Mais comum ainda é essa dupla cidadania ser mantida, como na cena de 'Ó Paí, Ó', na base da ameaça. “A gente faz de tudo, fica com eles, guarda segredo, mas quando eles veem a gente na rua, destratam, fingem que não conhecem, falam mal pros amiguinhos... Mas depois que tá sozinho é muito comum dizer que está apaixonado, pedir desculpa”, citou.

Mas, sim, Léo, em que caixinha você colocaria esses mocinhos? “Quando eles têm relacionamento assim com gays, eles acabam sendo bi. Agora quando um hétero tem relacionamento com uma mulher, e aí conhece uma mulher trans, ele continua sendo hétero, porque ele vê em uma mulher trans a figura de uma mulher mesmo, como nós somos!”

Hétero e HSH Para o jornalista Jorge Gauthier, editor do Me Salte (canal no CORREIO voltado ao público LGBT), existe um grande preconceito contra o hétero que escolhe uma mulher trans para se relacionar.“Além da transfobia da sociedade, ainda há o reforço do comportamento machista e de entender que ao se relacionar com uma mulher trans ele será gay. Ele continuará sendo hétero. O problema é que a nossa sociedade padece de um mal chamado heterossexualidade frágil. Infelizmente, a dificuldade em admitir o relacionamento leva muitas mulheres à exclusão social”, comenta.Gauthier também explica que existe um termo oficial que define o homem que faz sexo com outros homens, mas que não são - veja só - homossexuais.

"O termo HSH é uma classificação, inclusive, usada pela OMS dentro das estratégias de prevenção de doenças sexualmente transmissíveis. É uma classificação voltada exclusivamente para o sexo”, explica, antes de também problematizar a situação.

“Infelizmente, muitos HSH não conseguem ir além do sexo com outro homem. Assumir um relacionamento que fuja aos padrões impostos pela sociedade heteronormativa não é fácil. Vivemos num país machista, preconceituoso e que lidera o número de pessoas LGBTIQA+ mortas no mundo. Isso faz com que muitos HSH vivam na obscuridade e infelizes junto com os outros homens que eles se relacionam”, conclui.
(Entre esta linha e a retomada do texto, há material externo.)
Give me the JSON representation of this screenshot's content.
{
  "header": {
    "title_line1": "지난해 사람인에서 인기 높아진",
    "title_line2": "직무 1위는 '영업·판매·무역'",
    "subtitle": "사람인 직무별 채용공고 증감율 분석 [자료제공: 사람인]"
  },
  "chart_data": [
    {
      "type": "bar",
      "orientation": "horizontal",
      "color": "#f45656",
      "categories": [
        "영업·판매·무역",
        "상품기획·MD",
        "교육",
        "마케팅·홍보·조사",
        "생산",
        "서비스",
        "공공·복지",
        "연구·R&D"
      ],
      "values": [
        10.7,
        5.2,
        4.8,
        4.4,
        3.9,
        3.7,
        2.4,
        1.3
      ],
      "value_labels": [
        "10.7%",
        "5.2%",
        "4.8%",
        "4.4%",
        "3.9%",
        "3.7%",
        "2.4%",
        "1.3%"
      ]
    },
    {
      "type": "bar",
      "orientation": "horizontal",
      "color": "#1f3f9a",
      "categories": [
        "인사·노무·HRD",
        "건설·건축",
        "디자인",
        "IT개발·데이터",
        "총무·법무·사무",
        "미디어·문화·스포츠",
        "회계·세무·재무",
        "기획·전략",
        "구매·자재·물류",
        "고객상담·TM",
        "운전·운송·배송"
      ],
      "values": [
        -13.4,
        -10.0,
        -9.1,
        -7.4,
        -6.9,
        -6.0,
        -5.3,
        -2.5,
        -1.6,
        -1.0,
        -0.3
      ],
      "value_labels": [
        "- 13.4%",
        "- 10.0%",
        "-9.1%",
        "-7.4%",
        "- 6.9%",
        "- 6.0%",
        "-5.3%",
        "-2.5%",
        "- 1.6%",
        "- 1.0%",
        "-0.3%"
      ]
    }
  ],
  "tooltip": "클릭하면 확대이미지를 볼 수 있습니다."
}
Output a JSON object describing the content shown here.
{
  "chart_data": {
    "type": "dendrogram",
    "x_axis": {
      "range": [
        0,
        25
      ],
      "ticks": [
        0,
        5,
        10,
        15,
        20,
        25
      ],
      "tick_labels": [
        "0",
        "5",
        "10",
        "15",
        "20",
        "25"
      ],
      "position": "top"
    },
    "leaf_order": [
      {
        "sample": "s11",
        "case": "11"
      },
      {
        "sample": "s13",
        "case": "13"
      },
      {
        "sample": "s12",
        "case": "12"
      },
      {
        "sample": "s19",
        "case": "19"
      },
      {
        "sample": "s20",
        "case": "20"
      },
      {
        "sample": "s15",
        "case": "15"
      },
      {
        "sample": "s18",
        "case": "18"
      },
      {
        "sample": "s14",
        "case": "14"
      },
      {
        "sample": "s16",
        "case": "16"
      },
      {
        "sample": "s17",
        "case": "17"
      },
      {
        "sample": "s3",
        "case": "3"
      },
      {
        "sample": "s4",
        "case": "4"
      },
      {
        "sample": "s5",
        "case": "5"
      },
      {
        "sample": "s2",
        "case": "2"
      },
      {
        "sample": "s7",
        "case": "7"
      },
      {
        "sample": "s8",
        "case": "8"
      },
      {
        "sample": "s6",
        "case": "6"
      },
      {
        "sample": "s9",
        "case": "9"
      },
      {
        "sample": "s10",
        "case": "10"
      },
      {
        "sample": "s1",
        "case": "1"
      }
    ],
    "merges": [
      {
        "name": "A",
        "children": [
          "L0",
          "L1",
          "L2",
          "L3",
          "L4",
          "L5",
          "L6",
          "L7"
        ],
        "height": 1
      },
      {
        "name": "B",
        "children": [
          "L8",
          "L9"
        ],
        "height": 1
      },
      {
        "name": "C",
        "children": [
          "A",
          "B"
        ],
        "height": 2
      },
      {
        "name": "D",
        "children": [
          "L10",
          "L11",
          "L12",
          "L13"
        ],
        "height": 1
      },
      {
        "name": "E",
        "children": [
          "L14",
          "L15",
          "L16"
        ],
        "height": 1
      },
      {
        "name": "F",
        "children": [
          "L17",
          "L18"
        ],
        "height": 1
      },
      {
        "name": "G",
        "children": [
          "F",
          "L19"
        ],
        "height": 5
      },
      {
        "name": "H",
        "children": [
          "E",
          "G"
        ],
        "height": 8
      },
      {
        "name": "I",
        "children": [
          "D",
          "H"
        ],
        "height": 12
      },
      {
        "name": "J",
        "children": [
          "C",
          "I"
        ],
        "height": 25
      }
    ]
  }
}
Vídeo da semana Mas, pra concluir essa estreia com o astral lá no alto - vocês perceberam que era um texto de coluna que se travestiu depois de reportagem? -, vou fechar a conta com alguns vídeos que mostram que fazer televisão ao vivo (especialmente na Bahia) é um perigo.

- É ou não é, minha tia? - Qui, porra ninhuma!

Na Lavagem de Itapuã, a complicação foi ainda mais explícita.

Frase da Semana E já que estávamos falando em Deusa de Marrom, a frase da semana é do meu colega de redação Osmar Marrom Martins. Abre as aspas: “Eu não tenho dinheiro, mas tenho esplendor”. Sendo assim, pode falar, pode rir de mim.

*João Gabriel Galdea é jornalista, colunista e editor no CORREIO.